As I drove toward Gugulethu, I tried to forget about the horror stories of the townships. How people kept telling me that I wasn’t to think I was as “free as in America.” Once, over sushi, a friend of a friend had told me about an acquaintance who had been carjacked, kidnapped, and dropped on a street corner in Soweto, Johannesburg’s prominent township, the old stomping grounds of Mandela and his cadres.
“What then?” I asked.
“He put his head down and he got the hell out,” the friend of a friend said.
“Didn’t he ask for help?”
“You don’t ask for help in there. You have a fifty-fifty chance anyway, if you’re a man. If you’re a woman, you have zero chance.”
“Zero?”
“Zero.”
“Even if I found another woman to help me?”
“Yes. You would be raped.”
“And killed?”
“You’d be killed because the rape would never, ever stop. You would be raped to the point of death.”
I didn’t believe the guy at the restaurant, but at the same time even the slightest possibility of being raped to death is one of those things that’s hard to dismiss. This dark communal bogeyman grew larger and more malicious every time he appeared.
Easy had asked me to pick him up in Gugulethu. I had met him briefly at the Amy Biehl Foundation office twice before, but had never been able to speak to him at length or in depth, so this would be my first proper interview and my first time alone with him. It would also be my first time driving into the townships by myself. Easy gave me specific directions: the exit, the left lane, the turn at the light, and I’d find him, standing outside the Shoprite. I jumped at the opportunity because obtaining time with the man had, until then, proved nearly impossible.

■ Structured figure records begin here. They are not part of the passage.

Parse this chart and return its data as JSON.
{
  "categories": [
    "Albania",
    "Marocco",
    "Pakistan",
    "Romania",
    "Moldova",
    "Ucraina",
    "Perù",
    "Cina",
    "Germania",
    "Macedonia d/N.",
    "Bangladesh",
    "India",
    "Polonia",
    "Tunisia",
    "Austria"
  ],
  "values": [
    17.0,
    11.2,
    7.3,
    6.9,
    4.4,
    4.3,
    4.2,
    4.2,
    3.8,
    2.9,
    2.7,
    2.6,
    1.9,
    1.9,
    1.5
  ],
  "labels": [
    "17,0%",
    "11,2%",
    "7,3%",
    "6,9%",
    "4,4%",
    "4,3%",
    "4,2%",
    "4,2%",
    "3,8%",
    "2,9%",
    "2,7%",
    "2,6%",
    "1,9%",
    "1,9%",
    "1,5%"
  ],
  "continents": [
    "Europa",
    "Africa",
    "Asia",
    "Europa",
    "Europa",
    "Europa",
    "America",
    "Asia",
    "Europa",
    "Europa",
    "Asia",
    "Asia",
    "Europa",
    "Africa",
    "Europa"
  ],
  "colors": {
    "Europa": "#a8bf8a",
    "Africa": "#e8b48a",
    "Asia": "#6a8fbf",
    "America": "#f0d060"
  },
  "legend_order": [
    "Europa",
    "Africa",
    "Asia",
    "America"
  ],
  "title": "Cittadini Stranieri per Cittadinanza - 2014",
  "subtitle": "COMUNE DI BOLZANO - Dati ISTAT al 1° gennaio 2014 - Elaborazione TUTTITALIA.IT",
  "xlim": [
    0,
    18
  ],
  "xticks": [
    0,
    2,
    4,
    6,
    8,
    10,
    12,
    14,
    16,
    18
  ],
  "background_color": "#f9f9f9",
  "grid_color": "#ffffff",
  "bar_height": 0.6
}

For weeks, I had been calling him. His phone was busy. His battery had died. He had no service. Bad network. No contract. Out of airtime. Can’t send an SMS. The phone was stolen, broken, lost, found, dunked in water, dried out, spontaneously turned off, left at home, forgotten at the office, borrowed by his brother, hidden by his girlfriend, accidentally laundered by his mother, in the sofa cracks, at the bottom of his bag, in his cousin’s backyard, in a friend’s car. This was a new phone; how did it work? This was an old phone; it wasn’t taking a charge.